OH well - the nights have started drawing in now…It's been a big week for Britain, what with Andy Murray's emergence as the next bearer of our tennis hopes; Paul Collingwood's record-breaking performance with bat and ball against the might of Bangladesh; and David Beckham revealing his new tattoo.

OH well - the nights have started drawing in now…

It's been a big week for Britain, what with Andy Murray's emergence as the next bearer of our tennis hopes; Paul Collingwood's record-breaking performance with bat and ball against the might of Bangladesh; and David Beckham revealing his new tattoo. But it could have been even bigger.

Apparently, according to some strange and sad souls of the fruitcake tendency, the solstice just passed was meant to have marked a big change in our lives. Not quite the end of the world, but a major catastrophe in our existence.

For Tuesday should have been the day the earth flipped on its axis, depositing Suffolk roughly where the Egyptian pyramids have been up until now.

Mind you, with the weather we've been enjoying these past few days I couldn't totally rule out the possibility that just that might have happened.

It wouldn't be good news for the garden, of course. Nor for the squirrels in our oak tree, or the blackbirds nesting in the fremontodendron right outside our back door.

And heaven knows what it would mean for the spotted flycatcher that has been so assiduously bringing up its baby right outside our kitchen window.

This deliciously pretty and pointy little bird arrived a few weeks ago from sub-Saharan Africa, where it will presumably be taking its young one to spend next winter.

Much as I fear the effects on humankind of climate change and other potential environmental disasters, I fear them too for the other creatures that inhabit this lovely planet.

(I nearly wrote “this lovely planet of ours” there - which just shows what a proprietorial lot we humans are. Unlike many people - maybe a majority - I don't really believe we are the proprietors of the earth. If we are, we really ought to take better care of our property.)

If all goes well, the little flycatcher so lately hatched should live for around nine years and make the trip between Suffolk and Africa 17 or 18 times. I wonder how much its homes, at either end of its great migration, will change in that time?

And I wonder what those folk who so confidently predicted global disaster have to say now their given date has been and gone?

Have they been back to their extra-terrestrial friends to give them a ticking-off?

Will they admit they got it wrong? Or will they put it down to a mere miscalculation in the calendar and reschedule the cataclysm for another date?

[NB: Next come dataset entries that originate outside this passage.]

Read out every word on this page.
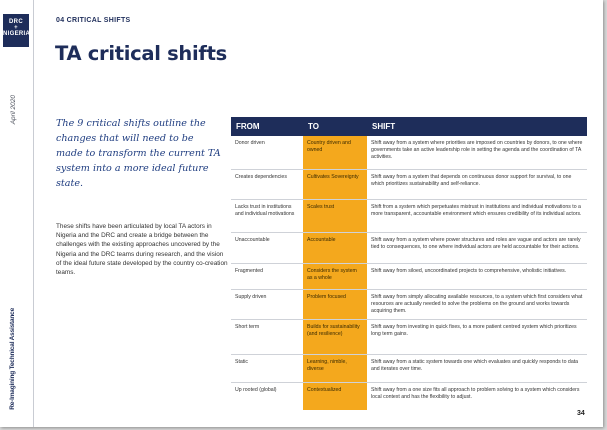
DRC
+
NIGERIA
April 2020
Re-Imagining Technical Assistance
04 CRITICAL SHIFTS
TA critical shifts

The 9 critical shifts outline the changes that will need to be made to transform the current TA system into a more ideal future state.

These shifts have been articulated by local TA actors in Nigeria and the DRC and create a bridge between the challenges with the existing approaches uncovered by the Nigeria and the DRC teams during research, and the vision of the ideal future state developed by the country co-creation teams.

FROM	TO	SHIFT
Donor driven	Country driven and owned	Shift away from a system where priorities are imposed on countries by donors, to one where governments take an active leadership role in setting the agenda and the coordination of TA activities.
Creates dependencies	Cultivates Sovereignty	Shift away from a system that depends on continuous donor support for survival, to one which prioritizes sustainability and self-reliance.
Lacks trust in institutions and individual motivations	Scales trust	Shift from a system which perpetuates mistrust in institutions and individual motivations to a more transparent, accountable environment which ensures credibility of its individual actors.
Unaccountable	Accountable	Shift away from a system where power structures and roles are vague and actors are rarely tied to consequences, to one where individual actors are held accountable for their actions.
Fragmented	Considers the system as a whole	Shift away from siloed, uncoordinated projects to comprehensive, wholistic initiatives.
Supply driven	Problem focused	Shift away from simply allocating available resources, to a system which first considers what resources are actually needed to solve the problems on the ground and works towards acquiring them.
Short term	Builds for sustainability (and resilience)	Shift away from investing in quick fixes, to a more patient centred system which prioritizes long term gains.
Static	Learning, nimble, diverse	Shift away from a static system towards one which evaluates and quickly responds to data and iterates over time.
Up rooted (global)	Contextualized	Shift away from a one size fits all approach to problem solving to a system which considers local context and has the flexibility to adjust.
34
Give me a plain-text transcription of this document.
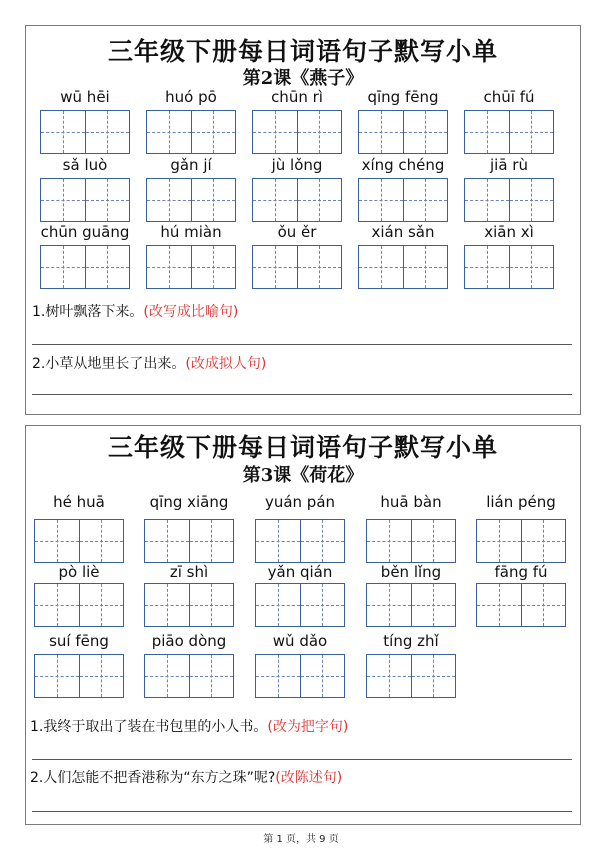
三年级下册每日词语句子默写小单
第2课《燕子》
wū hēi	huó pō	chūn rì	qīng fēng	chūī fú
sǎ luò	gǎn jí	jù lǒng	xíng chéng	jiā rù
chūn guāng	hú miàn	ǒu ěr	xián sǎn	xiān xì
1.树叶飘落下来。(改写成比喻句)
2.小草从地里长了出来。(改成拟人句)
三年级下册每日词语句子默写小单
第3课《荷花》
hé huā	qīng xiāng	yuán pán	huā bàn	lián péng
pò liè	zī shì	yǎn qián	běn lǐng	fāng fú
suí fēng	piāo dòng	wǔ dǎo	tíng zhǐ
1.我终于取出了装在书包里的小人书。(改为把字句)
2.人们怎能不把香港称为“东方之珠”呢?(改陈述句)
第 1 页，共 9 页
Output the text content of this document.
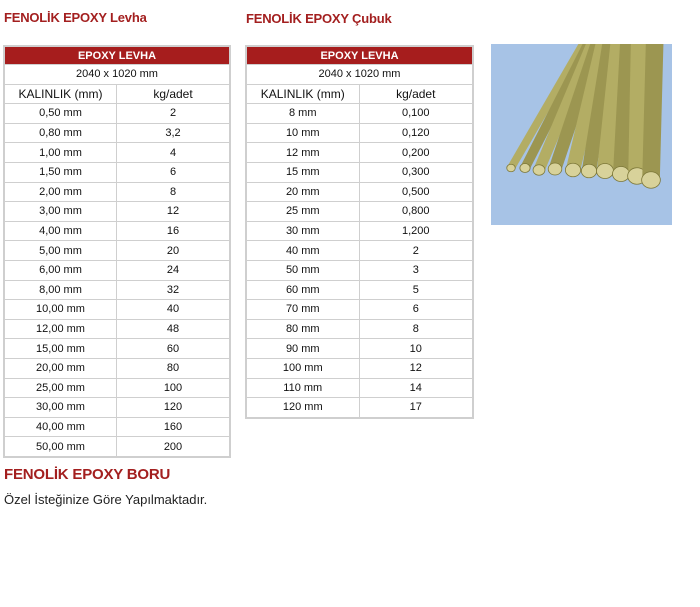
FENOLİK EPOXY Levha	FENOLİK EPOXY Çubuk
EPOXY LEVHA	
2040 x 1020 mm	
KALINLIK (mm)	kg/adet
0,50 mm	2
0,80 mm	3,2
1,00 mm	4
1,50 mm	6
2,00 mm	8
3,00 mm	12
4,00 mm	16
5,00 mm	20
6,00 mm	24
8,00 mm	32
10,00 mm	40
12,00 mm	48
15,00 mm	60
20,00 mm	80
25,00 mm	100
30,00 mm	120
40,00 mm	160
50,00 mm	200
EPOXY LEVHA	
2040 x 1020 mm	
KALINLIK (mm)	kg/adet
8 mm	0,100
10 mm	0,120
12 mm	0,200
15 mm	0,300
20 mm	0,500
25 mm	0,800
30 mm	1,200
40 mm	2
50 mm	3
60 mm	5
70 mm	6
80 mm	8
90 mm	10
100 mm	12
110 mm	14
120 mm	17
FENOLİK EPOXY BORU
Özel İsteğinize Göre Yapılmaktadır.
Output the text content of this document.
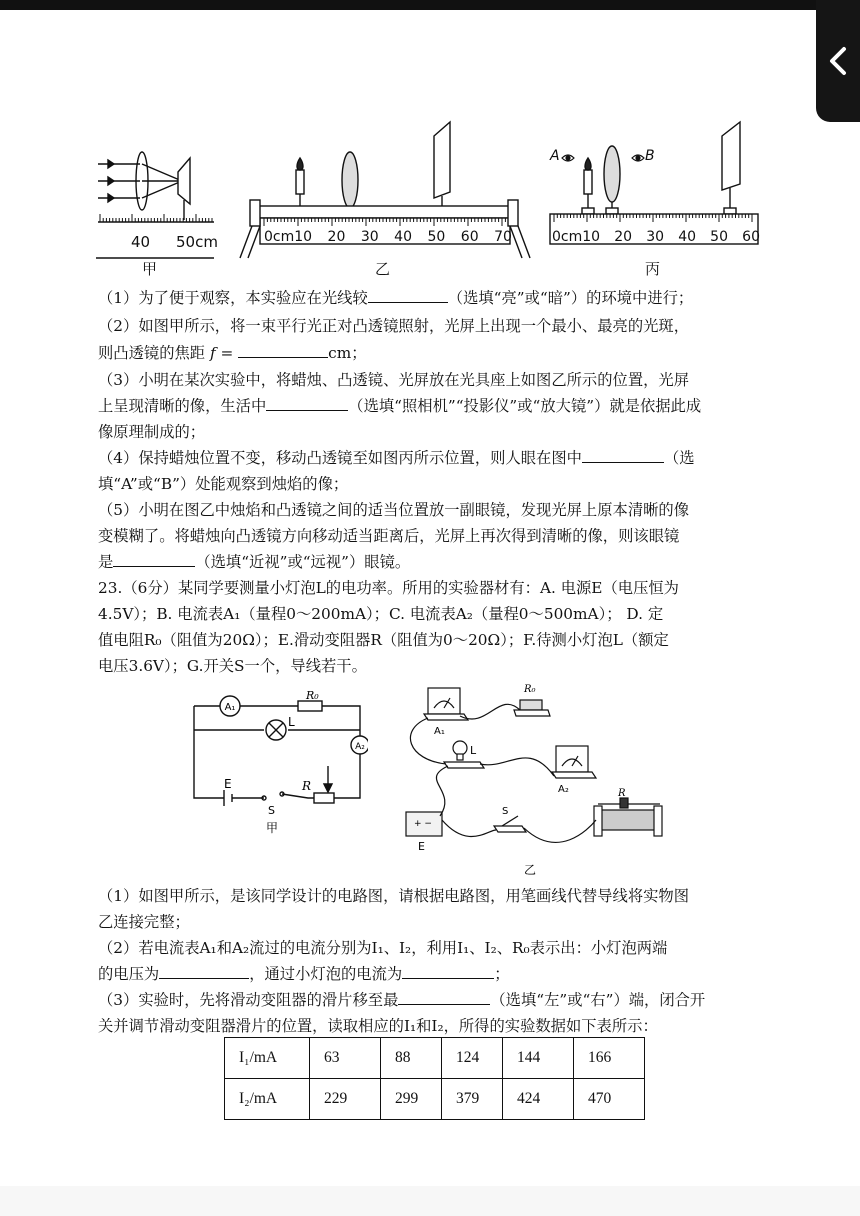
40 50cm
甲
0cm10 20 30 40 50 60 70
乙
A	B
0cm10 20 30 40 50 60
丙
（1）为了便于观察，本实验应在光线较	（选填“亮”或“暗”）的环境中进行；
（2）如图甲所示，将一束平行光正对凸透镜照射，光屏上出现一个最小、最亮的光斑，
则凸透镜的焦距 f =	cm；
（3）小明在某次实验中，将蜡烛、凸透镜、光屏放在光具座上如图乙所示的位置，光屏
上呈现清晰的像，生活中	（选填“照相机”“投影仪”或“放大镜”）就是依据此成
像原理制成的；
（4）保持蜡烛位置不变，移动凸透镜至如图丙所示位置，则人眼在图中	（选
填“A”或“B”）处能观察到烛焰的像；
（5）小明在图乙中烛焰和凸透镜之间的适当位置放一副眼镜，发现光屏上原本清晰的像
变模糊了。将蜡烛向凸透镜方向移动适当距离后，光屏上再次得到清晰的像，则该眼镜
是	（选填“近视”或“远视”）眼镜。
23.（6分）某同学要测量小灯泡L的电功率。所用的实验器材有：A. 电源E（电压恒为
4.5V）；B. 电流表A₁（量程0～200mA）；C. 电流表A₂（量程0～500mA）； D. 定
值电阻R₀（阻值为20Ω）；E.滑动变阻器R（阻值为0～20Ω）；F.待测小灯泡L（额定
电压3.6V）；G.开关S一个，导线若干。
A₁
A₂
L
R₀
E
S
R
甲	+ −
A₁
R₀
L
A₂
E
S
R
乙
（1）如图甲所示，是该同学设计的电路图，请根据电路图，用笔画线代替导线将实物图
乙连接完整；
（2）若电流表A₁和A₂流过的电流分别为I₁、I₂，利用I₁、I₂、R₀表示出：小灯泡两端
的电压为	，通过小灯泡的电流为	；
（3）实验时，先将滑动变阻器的滑片移至最	（选填“左”或“右”）端，闭合开
关并调节滑动变阻器滑片的位置，读取相应的I₁和I₂，所得的实验数据如下表所示：
I₁/mA	63	88	124	144	166
I₂/mA	229	299	379	424	470
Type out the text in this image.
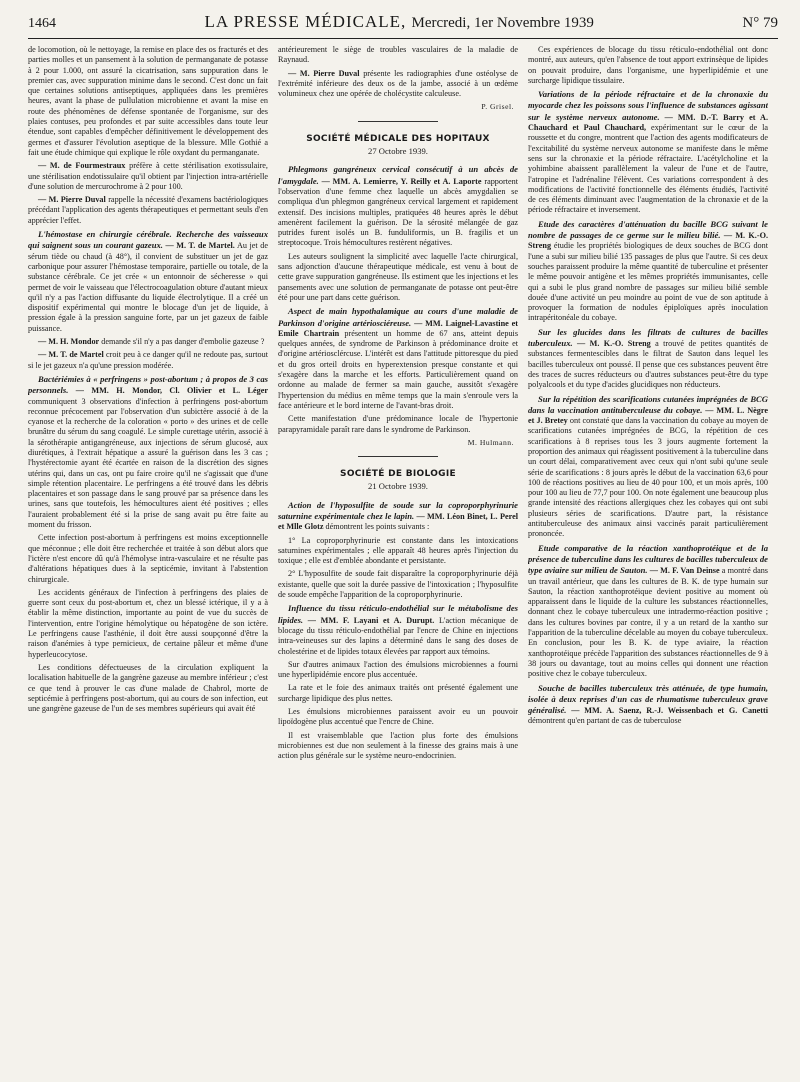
1464	LA PRESSE MÉDICALE, Mercredi, 1er Novembre 1939	N° 79

de locomotion, où le nettoyage, la remise en place des os fracturés et des parties molles et un pansement à la solution de permanganate de potasse à 2 pour 1.000, ont assuré la cicatrisation, sans suppuration dans le premier cas, avec suppuration minime dans le second. C'est donc un fait que certaines solutions antiseptiques, appliquées dans les premières heures, avant la phase de pullulation microbienne et avant la mise en route des phénomènes de défense spontanée de l'organisme, sur des plaies contuses, peu profondes et par suite accessibles dans toute leur étendue, sont capables d'empêcher définitivement le développement des germes et d'assurer l'évolution aseptique de la blessure. Mlle Gothié a fait une étude chimique qui explique le rôle oxydant du permanganate.

— M. de Fourmestraux préfère à cette stérilisation exotissulaire, une stérilisation endotissulaire qu'il obtient par l'injection intra-artérielle d'une solution de mercurochrome à 2 pour 100.

— M. Pierre Duval rappelle la nécessité d'examens bactériologiques précédant l'application des agents thérapeutiques et permettant seuls d'en apprécier l'effet.

L'hémostase en chirurgie cérébrale. Recherche des vaisseaux qui saignent sous un courant gazeux. — M. T. de Martel. Au jet de sérum tiède ou chaud (à 48°), il convient de substituer un jet de gaz carbonique pour assurer l'hémostase temporaire, partielle ou totale, de la substance cérébrale. Ce jet crée « un entonnoir de sécheresse » qui permet de voir le vaisseau que l'électrocoagulation obture d'autant mieux qu'il n'y a pas l'action diffusante du liquide électrolytique. Il a créé un dispositif expérimental qui montre le blocage d'un jet de liquide, à pression égale à la pression sanguine forte, par un jet gazeux de faible puissance.

— M. H. Mondor demande s'il n'y a pas danger d'embolie gazeuse ?

— M. T. de Martel croit peu à ce danger qu'il ne redoute pas, surtout si le jet gazeux n'a qu'une pression modérée.

Bactériémies à « perfringens » post-abortum ; à propos de 3 cas personnels. — MM. H. Mondor, Cl. Olivier et L. Léger communiquent 3 observations d'infection à perfringens post-abortum reconnue précocement par l'observation d'un subictère associé à de la cyanose et la recherche de la coloration « porto » des urines et de celle brunâtre du sérum du sang coagulé. Le simple curettage utérin, associé à la sérothérapie antigangréneuse, aux injections de sérum glucosé, aux diurétiques, à l'extrait hépatique a assuré la guérison dans les 3 cas ; l'hystérectomie ayant été écartée en raison de la discrétion des signes utérins qui, dans un cas, ont pu faire croire qu'il ne s'agissait que d'une simple rétention placentaire. Le perfringens a été trouvé dans les débris placentaires et son passage dans le sang prouvé par sa présence dans les urines, sans que toutefois, les hémocultures aient été positives ; elles l'auraient probablement été si la prise de sang avait pu être faite au moment du frisson.

Cette infection post-abortum à perfringens est moins exceptionnelle que méconnue ; elle doit être recherchée et traitée à son début alors que l'ictère n'est encore dû qu'à l'hémolyse intra-vasculaire et ne résulte pas d'altérations hépatiques dues à la septicémie, invitant à l'abstention chirurgicale.

Les accidents généraux de l'infection à perfringens des plaies de guerre sont ceux du post-abortum et, chez un blessé ictérique, il y a à établir la même distinction, importante au point de vue du succès de l'intervention, entre l'origine hémolytique ou hépatogène de son ictère. Le perfringens cause l'asthénie, il doit être aussi soupçonné d'être la raison d'anémies à type pernicieux, de certaine pâleur et même d'une hyperleucocytose.

Les conditions défectueuses de la circulation expliquent la localisation habituelle de la gangrène gazeuse au membre inférieur ; c'est ce que tend à prouver le cas d'une malade de Chabrol, morte de septicémie à perfringens post-abortum, qui au cours de son infection, eut une gangrène gazeuse de l'un de ses membres supérieurs qui avait été

antérieurement le siège de troubles vasculaires de la maladie de Raynaud.

— M. Pierre Duval présente les radiographies d'une ostéolyse de l'extrémité inférieure des deux os de la jambe, associé à un œdème volumineux chez une opérée de cholécystite calculeuse.

P. Grisel.
SOCIÉTÉ MÉDICALE DES HOPITAUX
27 Octobre 1939.

Phlegmons gangréneux cervical consécutif à un abcès de l'amygdale. — MM. A. Lemierre, Y. Reilly et A. Laporte rapportent l'observation d'une femme chez laquelle un abcès amygdalien se compliqua d'un phlegmon gangréneux cervical largement et rapidement extensif. Des incisions multiples, pratiquées 48 heures après le début amenèrent facilement la guérison. De la sérosité mélangée de gaz putrides furent isolés un B. funduliformis, un B. fragilis et un streptocoque. Trois hémocultures restèrent négatives.

Les auteurs soulignent la simplicité avec laquelle l'acte chirurgical, sans adjonction d'aucune thérapeutique médicale, est venu à bout de cette grave suppuration gangréneuse. Ils estiment que les injections et les pansements avec une solution de permanganate de potasse ont peut-être été pour une part dans cette guérison.

Aspect de main hypothalamique au cours d'une maladie de Parkinson d'origine artériosciéreuse. — MM. Laignel-Lavastine et Emile Chartrain présentent un homme de 67 ans, atteint depuis quelques années, de syndrome de Parkinson à prédominance droite et d'origine artériosclércuse. L'intérêt est dans l'attitude pittoresque du pied et du gros orteil droits en hyperextension presque constante et qui s'exagère dans la marche et les efforts. Particulièrement quand on ordonne au malade de fermer sa main gauche, aussitôt s'exagère l'hypertension du médius en même temps que la main s'enroule vers la face antérieure et le bord interne de l'avant-bras droit.

Cette manifestation d'une prédominance locale de l'hypertonie parapyramidale paraît rare dans le syndrome de Parkinson.

M. Hulmann.
SOCIÉTÉ DE BIOLOGIE
21 Octobre 1939.

Action de l'hyposulfite de soude sur la coproporphyrinurie saturnine expérimentale chez le lapin. — MM. Léon Binet, L. Perel et Mlle Glotz démontrent les points suivants :

1° La coproporphyrinurie est constante dans les intoxications saturnines expérimentales ; elle apparaît 48 heures après l'injection du toxique ; elle est d'emblée abondante et persistante.

2° L'hyposulfite de soude fait disparaître la coproporphyrinurie déjà existante, quelle que soit la durée passive de l'intoxication ; l'hyposulfite de soude empêche l'apparition de la coproporphyrinurie.

Influence du tissu réticulo-endothélial sur le métabolisme des lipides. — MM. F. Layani et A. Durupt. L'action mécanique de blocage du tissu réticulo-endothélial par l'encre de Chine en injections intra-veineuses sur des lapins a déterminé dans le sang des doses de cholestérine et de lipides totaux élevées par rapport aux témoins.

Sur d'autres animaux l'action des émulsions microbiennes a fourni une hyperlipidémie encore plus accentuée.

La rate et le foie des animaux traités ont présenté également une surcharge lipidique des plus nettes.

Les émulsions microbiennes paraissent avoir eu un pouvoir lipoïdogène plus accentué que l'encre de Chine.

Il est vraisemblable que l'action plus forte des émulsions microbiennes est due non seulement à la finesse des grains mais à une action plus générale sur le système neuro-endocrinien.

Ces expériences de blocage du tissu réticulo-endothélial ont donc montré, aux auteurs, qu'en l'absence de tout apport extrinsèque de lipides on pouvait produire, dans l'organisme, une hyperlipidémie et une surcharge lipidique tissulaire.

Variations de la période réfractaire et de la chronaxie du myocarde chez les poissons sous l'influence de substances agissant sur le système nerveux autonome. — MM. D.-T. Barry et A. Chauchard et Paul Chauchard, expérimentant sur le cœur de la roussette et du congre, montrent que l'action des agents modificateurs de l'excitabilité du système nerveux autonome se manifeste dans le même sens sur la chronaxie et la période réfractaire. L'acétylcholine et la yohimbine abaissent parallèlement la valeur de l'une et de l'autre, l'atropine et l'adrénaline l'élèvent. Ces variations correspondent à des modifications de l'activité fonctionnelle des éléments étudiés, l'activité de ces éléments diminuant avec l'augmentation de la chronaxie et de la période réfractaire et inversement.

Etude des caractères d'atténuation du bacille BCG suivant le nombre de passages de ce germe sur le milieu bilié. — M. K.-O. Streng étudie les propriétés biologiques de deux souches de BCG dont l'une a subi sur milieu bilié 135 passages de plus que l'autre. Si ces deux souches paraissent produire la même quantité de tuberculine et présenter le même pouvoir antigène et les mêmes propriétés immunisantes, celle qui a subi le plus grand nombre de passages sur milieu bilié semble douée d'une activité un peu moindre au point de vue de son aptitude à provoquer la formation de nodules épiploïques après inoculation intrapéritonéale du cobaye.

Sur les glucides dans les filtrats de cultures de bacilles tuberculeux. — M. K.-O. Streng a trouvé de petites quantités de substances fermentescibles dans le filtrat de Sauton dans lequel les bacilles tuberculeux ont poussé. Il pense que ces substances peuvent être des traces de sucres réducteurs ou d'autres substances peut-être du type polyalcools et du type d'acides glucidiques non réducteurs.

Sur la répétition des scarifications cutanées imprégnées de BCG dans la vaccination antituberculeuse du cobaye. — MM. L. Nègre et J. Bretey ont constaté que dans la vaccination du cobaye au moyen de scarifications cutanées imprégnées de BCG, la répétition de ces scarifications à 8 reprises tous les 3 jours augmente fortement la proportion des animaux qui réagissent positivement à la tuberculine dans un court délai, comparativement avec ceux qui n'ont subi qu'une seule série de scarifications : 8 jours après le début de la vaccination 63,6 pour 100 de réactions positives au lieu de 40 pour 100, et un mois après, 100 pour 100 au lieu de 77,7 pour 100. On note également une beaucoup plus grande intensité des réactions allergiques chez les cobayes qui ont subi plusieurs séries de scarifications. D'autre part, la résistance antituberculeuse des animaux ainsi vaccinés parait particulièrement prononcée.

Etude comparative de la réaction xanthoprotéique et de la présence de tuberculine dans les cultures de bacilles tuberculeux de type aviaire sur milieu de Sauton. — M. F. Van Deinse a montré dans un travail antérieur, que dans les cultures de B. K. de type humain sur Sauton, la réaction xanthoprotéique devient positive au moment où apparaissent dans le liquide de la culture les substances réactionnelles, donnant chez le cobaye tuberculeux une intradermo-réaction positive ; dans les cultures bovines par contre, il y a un retard de la xantho sur l'apparition de la tuberculine décelable au moyen du cobaye tuberculeux. En conclusion, pour les B. K. de type aviaire, la réaction xanthoprotéique précède l'apparition des substances réactionnelles de 9 à 38 jours ou davantage, tout au moins celles qui donnent une réaction positive chez le cobaye tuberculeux.

Souche de bacilles tuberculeux très atténuée, de type humain, isolée à deux reprises d'un cas de rhumatisme tuberculeux grave généralisé. — MM. A. Saenz, R.-J. Weissenbach et G. Canetti démontrent qu'en partant de cas de tuberculose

Meanwhile, all promises to be far from normal down in Glastonbury this weekend.

The old Somerset town, of course, is very dear to the hearts of the kind of folk who might believe in aliens warning them of shifts in the earth's polarity.

It holds a position of importance not far short of Stonehenge and Avebury in the minds of those who care about things like ley-lines and solstice rituals. (And I'm certainly not mocking those gentle folk, who include some very dear to me.)

It is supposedly where Joseph of Arimathea planted a cutting from Christ's crown of thorns, which still blooms at Christmas. And if you believe that, you're probably up for the Holy Grail nonsense and world-twizzling ETs too.

These days, though, Glastonbury seems to have become best known as the site of an annual music festival - now available to a worldwide audience through TV, internet and radio.

Some of my favourite musicians (Steve Earle, Billy Bragg, Elvis Costello) will be at Glastonbury this weekend, along with some I can't stand (Coldplay, White Stripes, Chas 'n Dave) and plenty I've never heard of.

But what's unusual about this year's festival is what won't be there. Mud.

Glastonbury on hard, baked earth? Now that really is a twist on the natural world order.